Colm has been more relaxed since his visit home.  He is apprehensive about seeing his mum, but I told him that it wouldn't happen until the end of March or April.  If he's given a fixed date, he obsesses about it and, close to the time, has the worst anticipatory anxiety you can imagine.  I can easily persuade his mother not to take him on a shopping trip - they always end in disaster - she can take him to McDonald's instead.  That will please him and it's a much less threatening environment.

* * * * * * * * * * * * * * * * * *

Collette later told me that, despite offering her the use of her spare room, her mother's visit is only going to be a day trip.  So she's not going to be the doting grandmother, then...  The photos which follow show what she's missing at the moment.


Em said...

your little grandson is gorgeous. so sweet.

its good you handle colm in a way that gives him as least stress as possible. im sure you have learnt alot over the years. good on you for listening and procceding in the best way possible for your son.xx

Robert said...

Em - I can take all the compliments I'm given about little Lucas! You're right - I have learned over the years, by trial and error, how to help Colm manage his anxiety. I do what I can for Colm - he has as much right to a happy life as anyone else.

Anonymous said...

Hi Robert,

I couldn't agree more about truncated sentances. I am of the type how gets very agitated when someone takes a long time to get to the point. Straight to the point does me fine.

So glad all went well with Colm's visit and I hope his mum's visit goes well too when it comes around. It must give him a lot of peace to know he can come and go as he pleases at your home. He's a lucky boy to have such good family around him.

The photos of baby Lucas are great. He looks a wee smasher. It is good to see him looking so well and cheery.

All the best


Nota Bene said...

I rather like Colm's way of speaking - straightforward, straight to the point...we could all learn from that...nice pics too...

Robert said...

Nechtan - Sometimes Colm's sentences are so truncated that I have to take a moment or two to work out what he's trying to tell me! Like you, I get impatient with long-winded people. I want to finish their sentences, but I don't of course, in case I offend them.

Colm is lucky with his family. I don't mean lucky to have me - he is extremely lucky to have such caring siblings. Siblings who keep in contact with him and take him out fairly often. His social workers and carers over the years have told me that this is rare. Usually it's just parents (actually, more often than not, just mothers, I'm ashamed to say) who maintain contact.

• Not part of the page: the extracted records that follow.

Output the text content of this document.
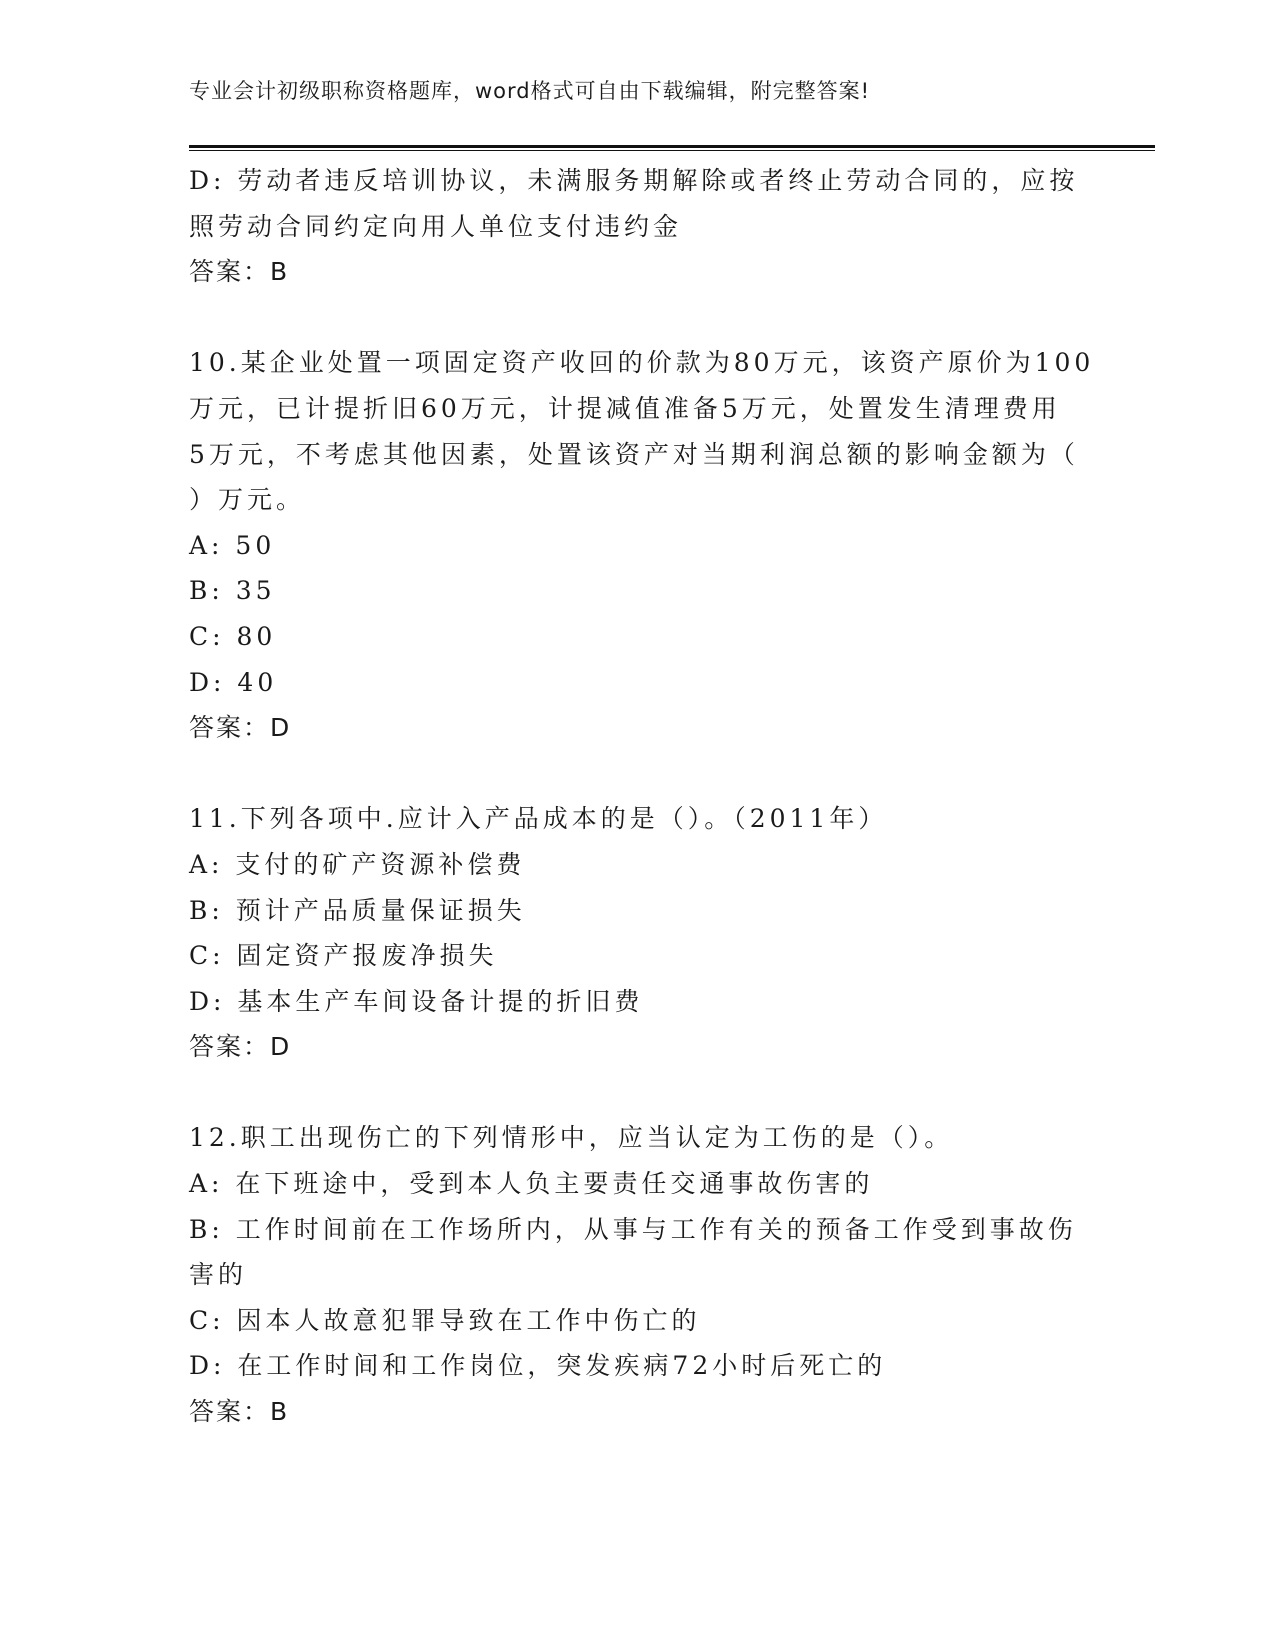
专业会计初级职称资格题库，word格式可自由下载编辑，附完整答案!
D: 劳动者违反培训协议，未满服务期解除或者终止劳动合同的，应按
照劳动合同约定向用人单位支付违约金
答案：B
10.某企业处置一项固定资产收回的价款为80万元，该资产原价为100
万元，已计提折旧60万元，计提减值准备5万元，处置发生清理费用
5万元，不考虑其他因素，处置该资产对当期利润总额的影响金额为（
）万元。
A: 50
B: 35
C: 80
D: 40
答案：D
11.下列各项中.应计入产品成本的是（）。（2011年）
A: 支付的矿产资源补偿费
B: 预计产品质量保证损失
C: 固定资产报废净损失
D: 基本生产车间设备计提的折旧费
答案：D
12.职工出现伤亡的下列情形中，应当认定为工伤的是（）。
A: 在下班途中，受到本人负主要责任交通事故伤害的
B: 工作时间前在工作场所内，从事与工作有关的预备工作受到事故伤
害的
C: 因本人故意犯罪导致在工作中伤亡的
D: 在工作时间和工作岗位，突发疾病72小时后死亡的
答案：B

Lucas's photos were taken by Collette. He doesn't smile often yet, so it's a hell of a big rush to take the pic before the smile disappears! It's a pity that you're not around to take a decent photo ;(

Robert said...

NB - I'm a big fan of straightforward talk, too. Also, autistic people never lie (unless taught to do so), so you always know where you are with them. It's something that the rest of us should learn from them, don't you think?

Anonymous said...

And she sure is missing a lot; it's good to hear that Colm is settled in his home, always a huge weight off the mind for a doting parent like yourself.

CJ xx

Robert said...

CJ - I am so lucky that I found Colm a good home! For the first time since he stopped living with me, I can relax and have no guilt!